# When to call it quits?



## NH546 (Oct 2, 2013)

We have three goats that we have had for about 2 months. 2 does 1 wether. We are training them to pack. They walk in the trails with us every other day. We have been training them on a leash and a string. The bigger doe and wether are awesome. They string well together and walk on a leash real well. The smaller doe resists all. Weather she is on the leash by herself or in the string snd it does not matter where she is in the string. We originally only wanted 2. She is smaller than the other 2 and she just doesn't have that look in her eyes. The other 2 look at you like they understand. So my question is when do you cut your losses and send her to somebody who will use her as amilker? They are alpines by the wsy.


----------



## idahonancy (Dec 13, 2008)

There may not be a clear answer to your question. You did not say how old she is. Does she respond to treats where you could reward her? Is she bond to people? I have a goat that draggs behind when on a leash. If he is having fun he walks great. He wears a halter so he is easy to lead but I keep a pinch collar on him just in case he decides for some reason known only to him he has to start dragging on the lead. He never drags on the pinch collar, I always put it on him when we walk and I never have to use it. He knows it is there. However he is very bonded to me and walks well most of the time. He is bossy and now and then he tries for a moment to see if I am paying attention. A pinch collar is made for dogs but works well for this goat. I walk 3 goats at once. 2 of the goats use a double dog lead that has a swival so they can change positions. They walk beside each other most often. If you doe was comfortable with one of the other goats maybe she would walk on a lead tied to another goat.
I hope your doe is bonded and you find a way to communicate fun to her goat language. My trick would only work for a goat who is being bossy but over all enjoys walking.


----------



## TDG-Farms (Jul 12, 2013)

The only thing I can say is, packing is suppose to be fun and relaxing. Do what you need to, to make it so.


----------



## NH546 (Oct 2, 2013)

They are 8 months. They were bottle fed. I am curious about her rearing. During the day I will go sit in the barn with them and Fred and Buddy will lay right on me and snuggle up. Molly is stand offish. She is also a treat snob. I cluck my tongue and Fred and Buddy come running they could care less if it's a carrot, apple, fruit loop , or a pb cracker they want it. Molly only wants it when she wants it. Makes it hard to use a treat as positive reinforcement.


----------



## Darlaj (Dec 10, 2013)

I would think that just wondering when it's time to give up means its time to give up.... If you are not feeling it it's time to move on.... Sometimes things just don't fit


----------



## Barnes19 (Sep 8, 2013)

Sometimes you get an odd one ... 

I'm not a packer at all, but I have a similar doe who's never come out of leading problems. 

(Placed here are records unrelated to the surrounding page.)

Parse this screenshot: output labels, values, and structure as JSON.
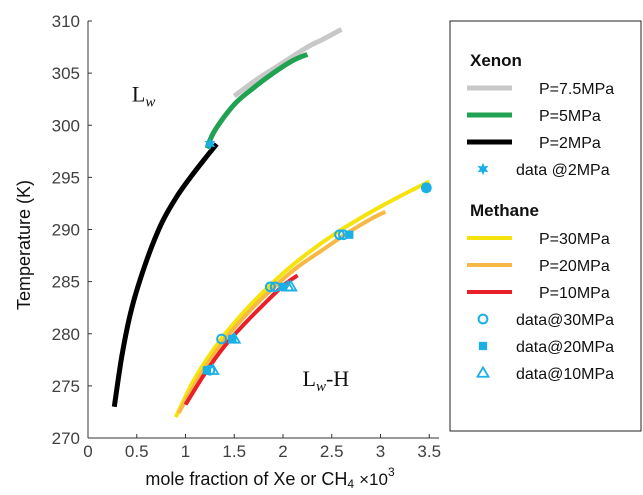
{
  "chart_data": {
    "type": "line",
    "xlabel": "mole fraction of Xe or CH",
    "xlabel_sub": "4",
    "xlabel_multiplier": "×10",
    "xlabel_multiplier_exp": "3",
    "ylabel": "Temperature (K)",
    "xlim": [
      0,
      3.6
    ],
    "ylim": [
      270,
      310
    ],
    "xticks": [
      0,
      0.5,
      1,
      1.5,
      2,
      2.5,
      3,
      3.5
    ],
    "xtick_labels": [
      "0",
      "0.5",
      "1",
      "1.5",
      "2",
      "2.5",
      "3",
      "3.5"
    ],
    "yticks": [
      270,
      275,
      280,
      285,
      290,
      295,
      300,
      305,
      310
    ],
    "ytick_labels": [
      "270",
      "275",
      "280",
      "285",
      "290",
      "295",
      "300",
      "305",
      "310"
    ],
    "grid": false,
    "annotations": [
      {
        "base": "L",
        "sub": "w",
        "suffix": "",
        "x": 0.45,
        "y": 302.3
      },
      {
        "base": "L",
        "sub": "w",
        "suffix": "-H",
        "x": 2.2,
        "y": 275.0
      }
    ],
    "legend_position": "right",
    "legend_groups": [
      {
        "title": "Xenon"
      },
      {
        "title": "Methane"
      }
    ],
    "series": [
      {
        "name": "P=7.5MPa",
        "group": 0,
        "kind": "line",
        "color": "#c8c8c8",
        "width": 5,
        "x": [
          1.5,
          1.75,
          2.0,
          2.25,
          2.4,
          2.6
        ],
        "y": [
          302.8,
          304.5,
          306.0,
          307.5,
          308.2,
          309.2
        ]
      },
      {
        "name": "P=5MPa",
        "group": 0,
        "kind": "line",
        "color": "#21a152",
        "width": 5,
        "x": [
          1.22,
          1.3,
          1.5,
          1.7,
          1.9,
          2.1,
          2.25
        ],
        "y": [
          297.8,
          299.5,
          302.0,
          303.6,
          305.0,
          306.2,
          306.8
        ]
      },
      {
        "name": "P=2MPa",
        "group": 0,
        "kind": "line",
        "color": "#000000",
        "width": 5,
        "x": [
          0.27,
          0.35,
          0.45,
          0.6,
          0.75,
          0.9,
          1.05,
          1.2,
          1.32
        ],
        "y": [
          273.0,
          278.0,
          282.5,
          287.0,
          290.5,
          293.0,
          295.0,
          296.8,
          298.2
        ]
      },
      {
        "name": "data @2MPa",
        "group": 0,
        "kind": "marker",
        "marker": "star",
        "color": "#1ab0e6",
        "x": [
          1.25
        ],
        "y": [
          298.2
        ]
      },
      {
        "name": "P=30MPa",
        "group": 1,
        "kind": "line",
        "color": "#f7e30c",
        "width": 4,
        "x": [
          0.9,
          1.1,
          1.35,
          1.6,
          1.85,
          2.1,
          2.35,
          2.6,
          2.85,
          3.1,
          3.35,
          3.5
        ],
        "y": [
          272.0,
          275.8,
          279.3,
          282.1,
          284.5,
          286.6,
          288.4,
          290.0,
          291.4,
          292.7,
          293.9,
          294.6
        ]
      },
      {
        "name": "P=20MPa",
        "group": 1,
        "kind": "line",
        "color": "#f7b845",
        "width": 4,
        "x": [
          0.93,
          1.15,
          1.4,
          1.65,
          1.9,
          2.15,
          2.4,
          2.65,
          2.9,
          3.05
        ],
        "y": [
          272.4,
          276.0,
          279.4,
          282.1,
          284.4,
          286.4,
          288.0,
          289.6,
          291.0,
          291.7
        ]
      },
      {
        "name": "P=10MPa",
        "group": 1,
        "kind": "line",
        "color": "#e8202a",
        "width": 4,
        "x": [
          1.0,
          1.2,
          1.4,
          1.6,
          1.8,
          2.0,
          2.15
        ],
        "y": [
          273.2,
          276.2,
          278.8,
          280.9,
          282.8,
          284.6,
          285.6
        ]
      },
      {
        "name": "data@30MPa",
        "group": 1,
        "kind": "marker",
        "marker": "circle",
        "color": "#1ab0e6",
        "x": [
          1.25,
          1.37,
          1.87,
          1.92,
          2.58,
          2.62,
          3.47
        ],
        "y": [
          276.5,
          279.5,
          284.5,
          284.5,
          289.5,
          289.5,
          294.0
        ]
      },
      {
        "name": "data@20MPa",
        "group": 1,
        "kind": "marker",
        "marker": "square",
        "color": "#1ab0e6",
        "x": [
          1.22,
          1.48,
          2.0,
          2.68,
          3.47
        ],
        "y": [
          276.5,
          279.5,
          284.5,
          289.5,
          294.0
        ]
      },
      {
        "name": "data@10MPa",
        "group": 1,
        "kind": "marker",
        "marker": "triangle",
        "color": "#1ab0e6",
        "x": [
          1.28,
          1.5,
          2.05,
          2.08
        ],
        "y": [
          276.5,
          279.5,
          284.5,
          284.5
        ]
      }
    ]
  }
}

She's 2 1/2 years old, born here, I let her mum raise her and started lead training her at about 8 weeks old ... worked a treat on every other kid, not her. 

She still leads badly, sometimes even acts up like she'd never seen a lead before in her life. Really weird ... she's towed me dragging on the ground multiple times. I'm not big and shes a tiny girl but she hauls like a cart horse.

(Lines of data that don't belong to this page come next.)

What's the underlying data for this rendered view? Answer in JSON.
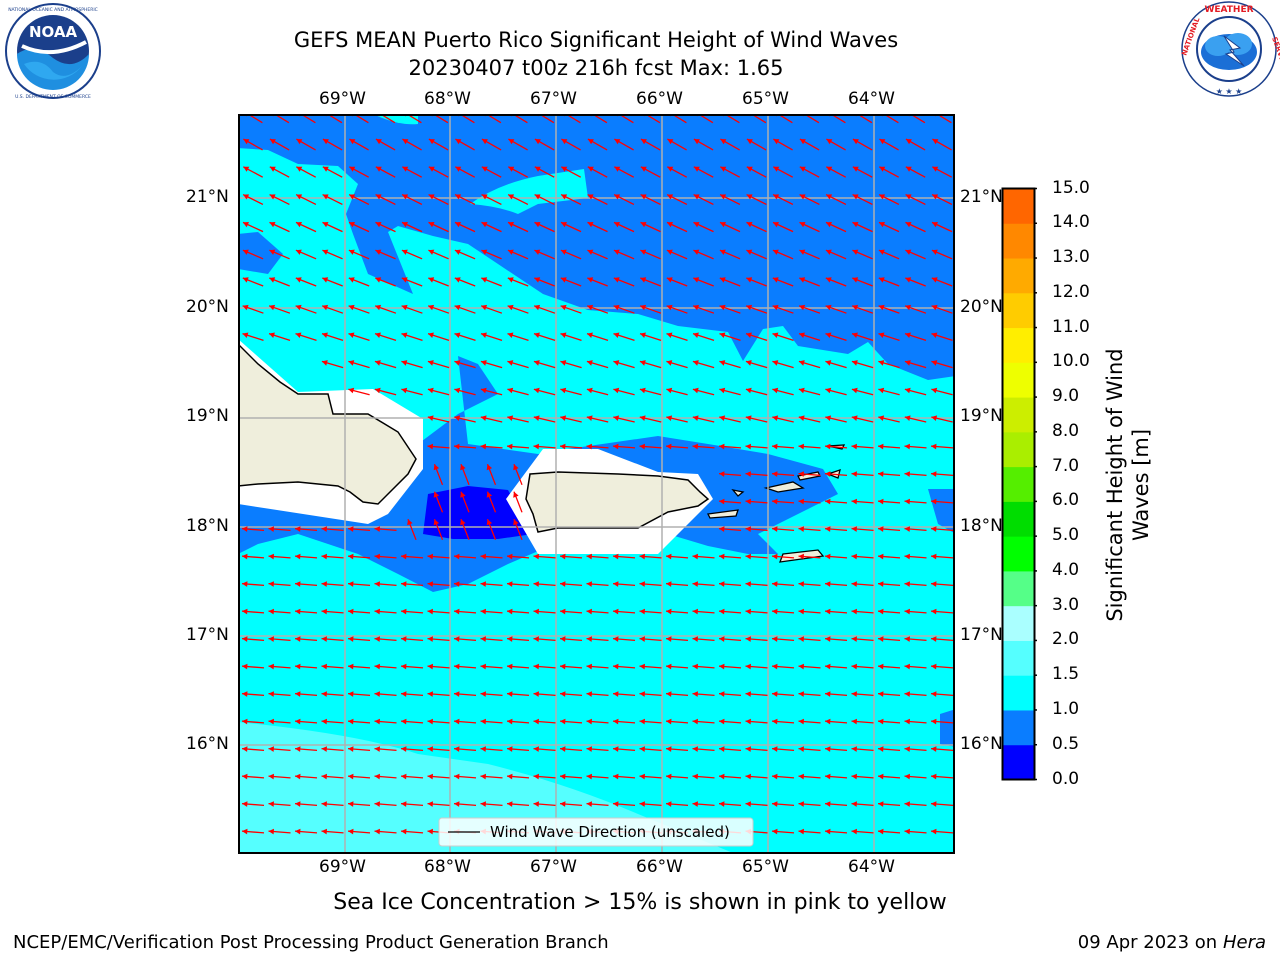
{
  "header": {
    "title_line1": "GEFS MEAN Puerto Rico Significant Height of Wind Waves",
    "title_line2": "20230407 t00z 216h fcst   Max: 1.65"
  },
  "logos": {
    "left": {
      "name": "NOAA",
      "ring_text": "NATIONAL OCEANIC AND ATMOSPHERIC ADMINISTRATION",
      "bottom_text": "U.S. DEPARTMENT OF COMMERCE"
    },
    "right": {
      "ring_text": "NATIONAL WEATHER SERVICE"
    }
  },
  "map": {
    "lon_labels": [
      "69°W",
      "68°W",
      "67°W",
      "66°W",
      "65°W",
      "64°W"
    ],
    "lat_labels": [
      "21°N",
      "20°N",
      "19°N",
      "18°N",
      "17°N",
      "16°N"
    ],
    "legend": "Wind Wave Direction (unscaled)",
    "colors": {
      "land": "#efeedc",
      "vectors": "#ff0000",
      "grid": "#b0b0b0"
    }
  },
  "colorbar": {
    "label": "Significant Height of Wind Waves [m]",
    "label_line1": "Significant Height of Wind",
    "label_line2": "Waves [m]",
    "ticks": [
      "15.0",
      "14.0",
      "13.0",
      "12.0",
      "11.0",
      "10.0",
      "9.0",
      "8.0",
      "7.0",
      "6.0",
      "5.0",
      "4.0",
      "3.0",
      "2.0",
      "1.5",
      "1.0",
      "0.5",
      "0.0"
    ],
    "levels_bottom_to_top": [
      "#0000ff",
      "#0a7dff",
      "#00ffff",
      "#55ffff",
      "#aaffff",
      "#55ff88",
      "#00ff00",
      "#00dd00",
      "#55ee00",
      "#aaee00",
      "#ccee00",
      "#eeff00",
      "#ffee00",
      "#ffcc00",
      "#ffaa00",
      "#ff8800",
      "#ff6600",
      "#ff4400",
      "#ff1100",
      "#ff0000"
    ]
  },
  "notes": {
    "sea_ice": "Sea Ice Concentration > 15% is shown in pink to yellow"
  },
  "footer": {
    "left": "NCEP/EMC/Verification Post Processing Product Generation Branch",
    "date": "09 Apr 2023 on ",
    "machine": "Hera"
  }
}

I'll never call anything untrainable ... but with Miss I've more or less said enough bruises and scrapes you can be managed other ways.

It sounds like she doesn't see much value in human contact/company ... try and make friends with her (ok state the obvious I'm sure you've done that) ... does she have a sweet spot (somewhere she likes being scratched so much she goes gaga) ... every goat has one, sometimes lots of attention to her sweet spots makes a world of difference to her opinion of human contact and thats a start.

Have you tried wandering lots of different things under her nose as treats? She's bound to have something that she'll jump through hoops for ... try all sorts ... one of mine likes flowers, another will go crazy on parsley and nothing else. What about a handful of normal hard feed? Most goats will do anything to get their teeth on some of their normal grain ... sweet feed's good it smells nice.


----------



## Houdini (Dec 4, 2013)

I found that if they don't want to be with you, you separate her from the other goats where she can't see them. This will cause her to be lonely and want some company and if your the only company she gets then she will bond very quickly. Also she will most likely cry for the first while. 
When my goat was away from the other goats for the first time she became very clingy and didn't want me to leave her sight.
Now my uncles goat if terrified of people. She wasn't getting enough food so we separated her form the others and now even she is desperate for my company(even though shes terrified of me) lol  
That's one thing to try.
Ohhh a way to make an automatic sweet spot is to leave a snug collar on for about a week. They get very itchy and love it to be itches


----------



## sanhestar (Dec 10, 2008)

what is her position in the herd. She couldbe ofstandish because she is low ranking and gets mobbed by the others when she dares to come closer. This could also be the reason why she's reluctant to follow/work.

And looking at her age, she could go thru a growth spurt or have problems with growth related issues like osteochondrosis dissecans.


----------